If youth is wasted on the young then perhaps wisdom is wasted on the old. Paula Bomer writes with the wisdom of an adult, but with the heart, the curiosity and the urgency we all grow to one day miss. Her 2012 debut novel Nine Months, an exceedingly raw portrayal of the life of an unhappily pregnant woman, stood out among the year’s best, but her newest short story collection, Inside Madeline shows how much further the author’s talent stretches.
What of the word “raw?” NY Times book reviewer Dana Tortorici in her review of Inside Madeline describes the adjective as a backhanded compliment in reviewer speak. “Half praise, half dis, it commends the struggle to embrace female ugliness while finding the work unsatisfactory. ‘Raw’ work is visceral but also hard to digest—a kind term, in other words, for something half-baked,” she writes. It seems to me what that what she’s describing is the kind of bravery and brazenness so often missing in modern storytelling. The dark and the raw in storytelling is too easily dismissed as young or profane. There are plenty of anodyne stories to consume across all kinds of media, but when I pick up a book of non-genre short stories, I go into it hoping it’s written by an author unafraid to embrace ugly, to delve into the guts of physical and emotional growing pains, loneliness and despair. What’s more universal than that? Otherwise you might as well seek out the literary equivalent of pop music. Bomer’s writing is truly raw, not raw in the way the word has entered book reviewer vocabulary.
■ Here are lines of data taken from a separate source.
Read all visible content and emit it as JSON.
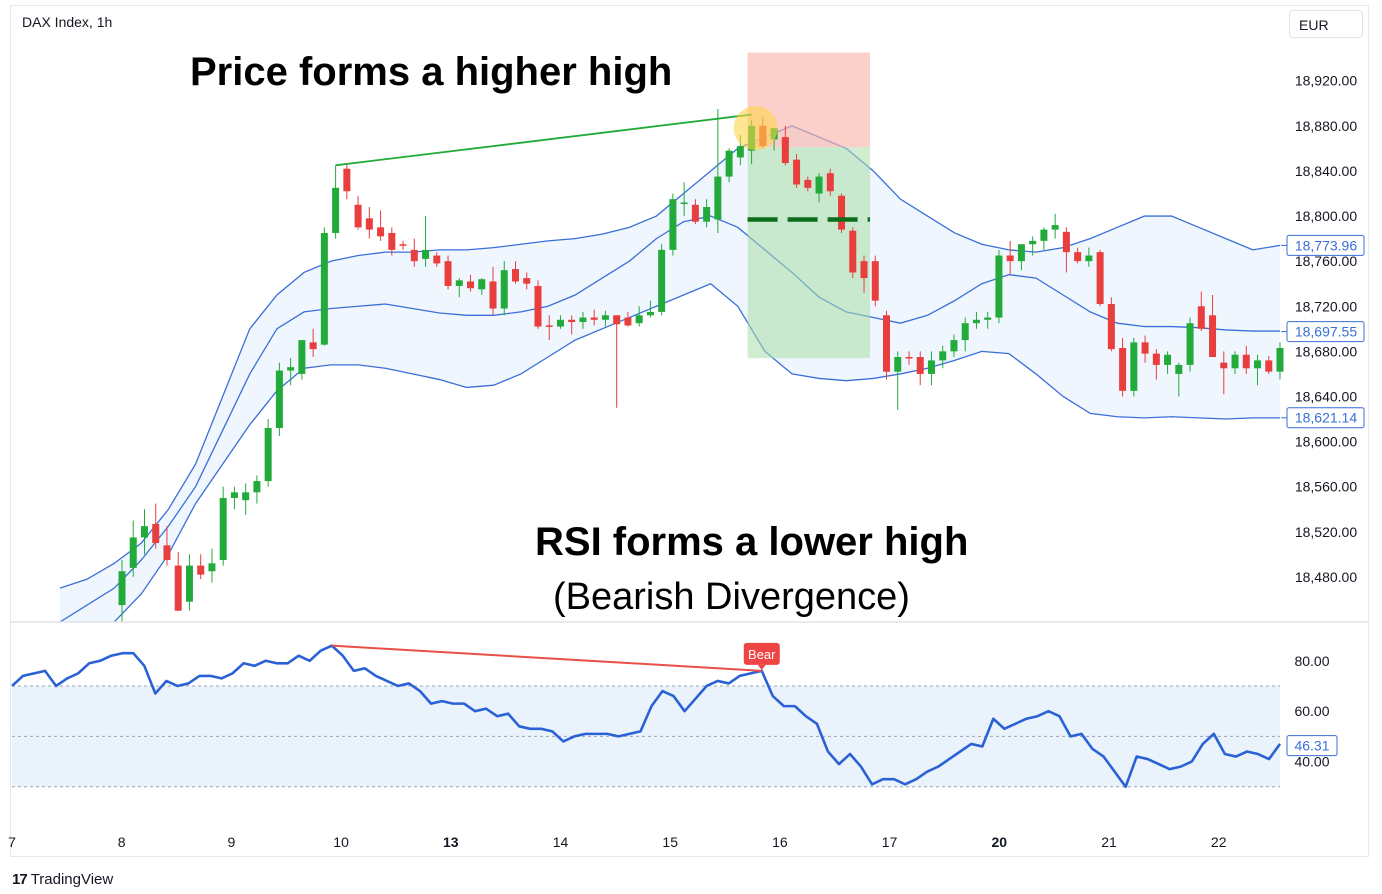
{
  "header": {
    "symbol": "DAX Index, 1h",
    "currency": "EUR"
  },
  "brand": {
    "logo": "17",
    "name": "TradingView"
  },
  "annotations": {
    "price": "Price forms a higher high",
    "rsi": "RSI forms a lower high",
    "rsi_sub": "(Bearish Divergence)",
    "signal": "Bear"
  },
  "colors": {
    "up": "#22ab3a",
    "down": "#e83e3e",
    "band_line": "#3a6fd8",
    "band_fill": "#eaf3fc",
    "rsi_line": "#2a62d6",
    "sl_zone": "#f9b5ad",
    "tp_zone": "#a9dfa9",
    "higher_high": "#22ab3a",
    "lower_high": "#e8504a"
  },
  "chart_data": [
    {
      "type": "candlestick",
      "title": "DAX Index, 1h",
      "yaxis_ticks": [
        "18,920.00",
        "18,880.00",
        "18,840.00",
        "18,800.00",
        "18,760.00",
        "18,720.00",
        "18,680.00",
        "18,640.00",
        "18,600.00",
        "18,560.00",
        "18,520.00",
        "18,480.00"
      ],
      "ylim": [
        18440,
        18965
      ],
      "price_labels": [
        {
          "value": 18773.96,
          "text": "18,773.96"
        },
        {
          "value": 18697.55,
          "text": "18,697.55"
        },
        {
          "value": 18621.14,
          "text": "18,621.14"
        }
      ],
      "x_ticks": [
        "7",
        "8",
        "9",
        "10",
        "13",
        "14",
        "15",
        "16",
        "17",
        "20",
        "21",
        "22"
      ],
      "x_ticks_bold": [
        "13",
        "20"
      ],
      "ohlc": [
        {
          "o": 18455,
          "h": 18495,
          "l": 18440,
          "c": 18485
        },
        {
          "o": 18488,
          "h": 18530,
          "l": 18480,
          "c": 18515
        },
        {
          "o": 18515,
          "h": 18540,
          "l": 18500,
          "c": 18525
        },
        {
          "o": 18527,
          "h": 18545,
          "l": 18505,
          "c": 18510
        },
        {
          "o": 18508,
          "h": 18525,
          "l": 18490,
          "c": 18495
        },
        {
          "o": 18490,
          "h": 18502,
          "l": 18450,
          "c": 18450
        },
        {
          "o": 18458,
          "h": 18500,
          "l": 18450,
          "c": 18490
        },
        {
          "o": 18490,
          "h": 18500,
          "l": 18478,
          "c": 18482
        },
        {
          "o": 18485,
          "h": 18505,
          "l": 18475,
          "c": 18492
        },
        {
          "o": 18495,
          "h": 18560,
          "l": 18490,
          "c": 18550
        },
        {
          "o": 18550,
          "h": 18560,
          "l": 18540,
          "c": 18555
        },
        {
          "o": 18548,
          "h": 18563,
          "l": 18535,
          "c": 18555
        },
        {
          "o": 18555,
          "h": 18570,
          "l": 18545,
          "c": 18565
        },
        {
          "o": 18565,
          "h": 18620,
          "l": 18560,
          "c": 18612
        },
        {
          "o": 18612,
          "h": 18670,
          "l": 18605,
          "c": 18663
        },
        {
          "o": 18663,
          "h": 18674,
          "l": 18650,
          "c": 18666
        },
        {
          "o": 18660,
          "h": 18685,
          "l": 18655,
          "c": 18690
        },
        {
          "o": 18688,
          "h": 18700,
          "l": 18675,
          "c": 18682
        },
        {
          "o": 18686,
          "h": 18790,
          "l": 18685,
          "c": 18785
        },
        {
          "o": 18785,
          "h": 18845,
          "l": 18780,
          "c": 18825
        },
        {
          "o": 18842,
          "h": 18847,
          "l": 18815,
          "c": 18822
        },
        {
          "o": 18810,
          "h": 18818,
          "l": 18788,
          "c": 18790
        },
        {
          "o": 18798,
          "h": 18808,
          "l": 18780,
          "c": 18788
        },
        {
          "o": 18790,
          "h": 18805,
          "l": 18778,
          "c": 18782
        },
        {
          "o": 18785,
          "h": 18790,
          "l": 18765,
          "c": 18770
        },
        {
          "o": 18775,
          "h": 18778,
          "l": 18770,
          "c": 18774
        },
        {
          "o": 18770,
          "h": 18780,
          "l": 18755,
          "c": 18760
        },
        {
          "o": 18762,
          "h": 18800,
          "l": 18755,
          "c": 18770
        },
        {
          "o": 18765,
          "h": 18768,
          "l": 18755,
          "c": 18758
        },
        {
          "o": 18760,
          "h": 18765,
          "l": 18735,
          "c": 18738
        },
        {
          "o": 18738,
          "h": 18745,
          "l": 18728,
          "c": 18743
        },
        {
          "o": 18742,
          "h": 18748,
          "l": 18733,
          "c": 18736
        },
        {
          "o": 18735,
          "h": 18745,
          "l": 18730,
          "c": 18744
        },
        {
          "o": 18742,
          "h": 18755,
          "l": 18712,
          "c": 18718
        },
        {
          "o": 18718,
          "h": 18760,
          "l": 18712,
          "c": 18752
        },
        {
          "o": 18753,
          "h": 18760,
          "l": 18740,
          "c": 18742
        },
        {
          "o": 18745,
          "h": 18750,
          "l": 18735,
          "c": 18740
        },
        {
          "o": 18738,
          "h": 18743,
          "l": 18700,
          "c": 18702
        },
        {
          "o": 18703,
          "h": 18712,
          "l": 18690,
          "c": 18702
        },
        {
          "o": 18702,
          "h": 18712,
          "l": 18700,
          "c": 18708
        },
        {
          "o": 18708,
          "h": 18712,
          "l": 18695,
          "c": 18706
        },
        {
          "o": 18706,
          "h": 18715,
          "l": 18700,
          "c": 18710
        },
        {
          "o": 18710,
          "h": 18717,
          "l": 18703,
          "c": 18708
        },
        {
          "o": 18708,
          "h": 18716,
          "l": 18702,
          "c": 18712
        },
        {
          "o": 18712,
          "h": 18712,
          "l": 18630,
          "c": 18704
        },
        {
          "o": 18710,
          "h": 18715,
          "l": 18702,
          "c": 18703
        },
        {
          "o": 18705,
          "h": 18720,
          "l": 18702,
          "c": 18712
        },
        {
          "o": 18712,
          "h": 18725,
          "l": 18710,
          "c": 18715
        },
        {
          "o": 18715,
          "h": 18775,
          "l": 18712,
          "c": 18770
        },
        {
          "o": 18770,
          "h": 18820,
          "l": 18765,
          "c": 18815
        },
        {
          "o": 18812,
          "h": 18830,
          "l": 18800,
          "c": 18812
        },
        {
          "o": 18810,
          "h": 18815,
          "l": 18793,
          "c": 18795
        },
        {
          "o": 18795,
          "h": 18815,
          "l": 18790,
          "c": 18808
        },
        {
          "o": 18797,
          "h": 18895,
          "l": 18785,
          "c": 18835
        },
        {
          "o": 18835,
          "h": 18860,
          "l": 18830,
          "c": 18858
        },
        {
          "o": 18852,
          "h": 18872,
          "l": 18845,
          "c": 18862
        },
        {
          "o": 18858,
          "h": 18885,
          "l": 18846,
          "c": 18880
        },
        {
          "o": 18880,
          "h": 18888,
          "l": 18860,
          "c": 18862
        },
        {
          "o": 18868,
          "h": 18878,
          "l": 18858,
          "c": 18878
        },
        {
          "o": 18870,
          "h": 18880,
          "l": 18845,
          "c": 18847
        },
        {
          "o": 18850,
          "h": 18855,
          "l": 18825,
          "c": 18828
        },
        {
          "o": 18832,
          "h": 18835,
          "l": 18822,
          "c": 18825
        },
        {
          "o": 18820,
          "h": 18838,
          "l": 18812,
          "c": 18835
        },
        {
          "o": 18838,
          "h": 18842,
          "l": 18818,
          "c": 18822
        },
        {
          "o": 18818,
          "h": 18820,
          "l": 18785,
          "c": 18788
        },
        {
          "o": 18787,
          "h": 18790,
          "l": 18745,
          "c": 18750
        },
        {
          "o": 18760,
          "h": 18765,
          "l": 18732,
          "c": 18745
        },
        {
          "o": 18760,
          "h": 18765,
          "l": 18720,
          "c": 18725
        },
        {
          "o": 18712,
          "h": 18716,
          "l": 18655,
          "c": 18662
        },
        {
          "o": 18662,
          "h": 18680,
          "l": 18628,
          "c": 18675
        },
        {
          "o": 18675,
          "h": 18680,
          "l": 18668,
          "c": 18674
        },
        {
          "o": 18675,
          "h": 18680,
          "l": 18650,
          "c": 18660
        },
        {
          "o": 18660,
          "h": 18680,
          "l": 18650,
          "c": 18672
        },
        {
          "o": 18672,
          "h": 18685,
          "l": 18665,
          "c": 18680
        },
        {
          "o": 18680,
          "h": 18695,
          "l": 18675,
          "c": 18690
        },
        {
          "o": 18690,
          "h": 18710,
          "l": 18680,
          "c": 18705
        },
        {
          "o": 18705,
          "h": 18715,
          "l": 18700,
          "c": 18708
        },
        {
          "o": 18708,
          "h": 18715,
          "l": 18700,
          "c": 18710
        },
        {
          "o": 18710,
          "h": 18770,
          "l": 18705,
          "c": 18765
        },
        {
          "o": 18765,
          "h": 18778,
          "l": 18748,
          "c": 18760
        },
        {
          "o": 18760,
          "h": 18775,
          "l": 18752,
          "c": 18775
        },
        {
          "o": 18775,
          "h": 18782,
          "l": 18765,
          "c": 18778
        },
        {
          "o": 18778,
          "h": 18790,
          "l": 18770,
          "c": 18788
        },
        {
          "o": 18788,
          "h": 18802,
          "l": 18780,
          "c": 18792
        },
        {
          "o": 18786,
          "h": 18790,
          "l": 18750,
          "c": 18768
        },
        {
          "o": 18768,
          "h": 18772,
          "l": 18758,
          "c": 18760
        },
        {
          "o": 18760,
          "h": 18772,
          "l": 18755,
          "c": 18765
        },
        {
          "o": 18768,
          "h": 18770,
          "l": 18720,
          "c": 18722
        },
        {
          "o": 18722,
          "h": 18728,
          "l": 18680,
          "c": 18682
        },
        {
          "o": 18683,
          "h": 18692,
          "l": 18640,
          "c": 18645
        },
        {
          "o": 18645,
          "h": 18692,
          "l": 18640,
          "c": 18688
        },
        {
          "o": 18688,
          "h": 18694,
          "l": 18670,
          "c": 18678
        },
        {
          "o": 18678,
          "h": 18682,
          "l": 18655,
          "c": 18668
        },
        {
          "o": 18668,
          "h": 18680,
          "l": 18660,
          "c": 18677
        },
        {
          "o": 18660,
          "h": 18670,
          "l": 18640,
          "c": 18668
        },
        {
          "o": 18668,
          "h": 18710,
          "l": 18662,
          "c": 18705
        },
        {
          "o": 18720,
          "h": 18733,
          "l": 18698,
          "c": 18700
        },
        {
          "o": 18712,
          "h": 18730,
          "l": 18680,
          "c": 18675
        },
        {
          "o": 18670,
          "h": 18680,
          "l": 18642,
          "c": 18665
        },
        {
          "o": 18665,
          "h": 18680,
          "l": 18660,
          "c": 18677
        },
        {
          "o": 18677,
          "h": 18685,
          "l": 18660,
          "c": 18665
        },
        {
          "o": 18665,
          "h": 18677,
          "l": 18650,
          "c": 18672
        },
        {
          "o": 18672,
          "h": 18676,
          "l": 18660,
          "c": 18662
        },
        {
          "o": 18662,
          "h": 18688,
          "l": 18655,
          "c": 18683
        }
      ],
      "bollinger": {
        "upper": [
          18470,
          18478,
          18492,
          18510,
          18540,
          18580,
          18640,
          18700,
          18730,
          18750,
          18760,
          18765,
          18768,
          18768,
          18770,
          18770,
          18772,
          18775,
          18778,
          18780,
          18784,
          18790,
          18800,
          18820,
          18840,
          18860,
          18870,
          18880,
          18870,
          18860,
          18840,
          18815,
          18800,
          18785,
          18775,
          18770,
          18768,
          18772,
          18780,
          18790,
          18800,
          18800,
          18790,
          18780,
          18770,
          18774
        ],
        "middle": [
          18440,
          18455,
          18470,
          18495,
          18525,
          18560,
          18610,
          18660,
          18700,
          18715,
          18718,
          18720,
          18722,
          18718,
          18714,
          18712,
          18712,
          18715,
          18720,
          18730,
          18745,
          18760,
          18780,
          18795,
          18800,
          18790,
          18770,
          18750,
          18728,
          18715,
          18710,
          18705,
          18712,
          18725,
          18740,
          18748,
          18745,
          18730,
          18715,
          18705,
          18702,
          18702,
          18701,
          18699,
          18698,
          18698
        ],
        "lower": [
          18410,
          18420,
          18440,
          18465,
          18500,
          18545,
          18580,
          18615,
          18645,
          18665,
          18668,
          18668,
          18665,
          18660,
          18655,
          18648,
          18650,
          18660,
          18675,
          18690,
          18700,
          18710,
          18720,
          18730,
          18740,
          18720,
          18680,
          18660,
          18656,
          18654,
          18656,
          18660,
          18665,
          18672,
          18680,
          18678,
          18660,
          18640,
          18625,
          18622,
          18621,
          18622,
          18621,
          18620,
          18621,
          18621
        ]
      },
      "annotations": {
        "higher_high_line": [
          {
            "bar": 19,
            "price": 18845
          },
          {
            "bar": 56,
            "price": 18890
          }
        ],
        "highlight_circle": {
          "bar": 56,
          "price": 18878
        },
        "stop_loss_zone": {
          "from_bar": 56,
          "to_bar": 66,
          "top": 18945,
          "bottom": 18861
        },
        "take_profit_zone": {
          "from_bar": 56,
          "to_bar": 66,
          "top": 18861,
          "bottom": 18674
        },
        "entry_level": 18797
      }
    },
    {
      "type": "line",
      "title": "RSI",
      "yaxis_ticks": [
        "80.00",
        "60.00",
        "40.00"
      ],
      "ylim": [
        20,
        93
      ],
      "band": [
        30,
        70
      ],
      "midline": 50,
      "last_value": {
        "value": 46.31,
        "text": "46.31"
      },
      "values": [
        70,
        74,
        75,
        76,
        70,
        73,
        75,
        79,
        80,
        82,
        83,
        83,
        78,
        67,
        72,
        70,
        71,
        74,
        74,
        73,
        75,
        79,
        78,
        80,
        79,
        79,
        82,
        80,
        84,
        86,
        82,
        76,
        77,
        74,
        72,
        70,
        71,
        68,
        63,
        64,
        63,
        63,
        60,
        61,
        58,
        59,
        54,
        53,
        53,
        52,
        48,
        50,
        51,
        51,
        51,
        50,
        51,
        52,
        62,
        68,
        66,
        60,
        65,
        70,
        72,
        71,
        74,
        75,
        76,
        66,
        62,
        62,
        58,
        55,
        44,
        39,
        43,
        38,
        31,
        33,
        33,
        31,
        33,
        36,
        38,
        41,
        44,
        47,
        46,
        57,
        53,
        55,
        57,
        58,
        60,
        58,
        50,
        51,
        45,
        42,
        36,
        30,
        42,
        41,
        39,
        37,
        38,
        40,
        47,
        51,
        43,
        42,
        44,
        43,
        41,
        47
      ],
      "annotations": {
        "lower_high_line": [
          {
            "idx": 29,
            "value": 86
          },
          {
            "idx": 68,
            "value": 76
          }
        ],
        "signal_label": {
          "idx": 68,
          "value": 76,
          "text": "Bear"
        }
      }
    }
  ]
}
Each story in Inside Madeline acquaints us with a different women of a different age and moment in life, grappling with expression, control and autonomy, and the many ways in which the outside world tends to scold them for doing so. Bomer’s characters are often faced with choices, and ultimately with evidence that none of those choices are right or without casualties. First, in “Eye Socket Girls,” she takes unto a hospital for young women with eating disorders, and then into the mind of its patients. She familiarizes us with the logic and the alchemy of their sickness, she accepts us as one of them. In “Reading to the Blind Girl” we meet a Boston University student struggling through a tempestuous relationship. She volunteers to read to a blind student in one her classes. In her relationship with her boyfriend, as in her relationship with the blind woman, she’s made to decide how much herself she’s willing to give. She evokes the sour feeling of giving over too much of one’s self, with such clarity you can feel it in your gut. This is literature tartare.
Often Bomer’s character’s are hiding, playing themselves off as one thing to the world despite the gnawing evidence that they’re something else, but that something else never feels quite right. It’s an uncomfortable suit of skin, but ever relatable. In “Pussies” a young woman finds herself in an amorous relationship with a female friend who is finding herself in punk rock. Her friend goes vegan and gets a tattoo that is “so jail” while always scolding her for always being a step behind in personal evolution. Bomer’s character exists by proxy of her friend’s ever changing identity until she becomes tired of always being the one who submits.
The women in Inside Madeline are subjugated and submissive and put upon and yet they are strong and wise and brave, like all the best heroes. Paula Bomer is one of those rare writers who can fit us snugly into the skin of a character within the confines of a short story. Whether it feels sickly or claustrophobic in that skin, it’s never too much to make you not want to keep turning the pages, and Bomer’s prose is such that you can practically feel the flesh resting slack atop your own–that’s how raw it is.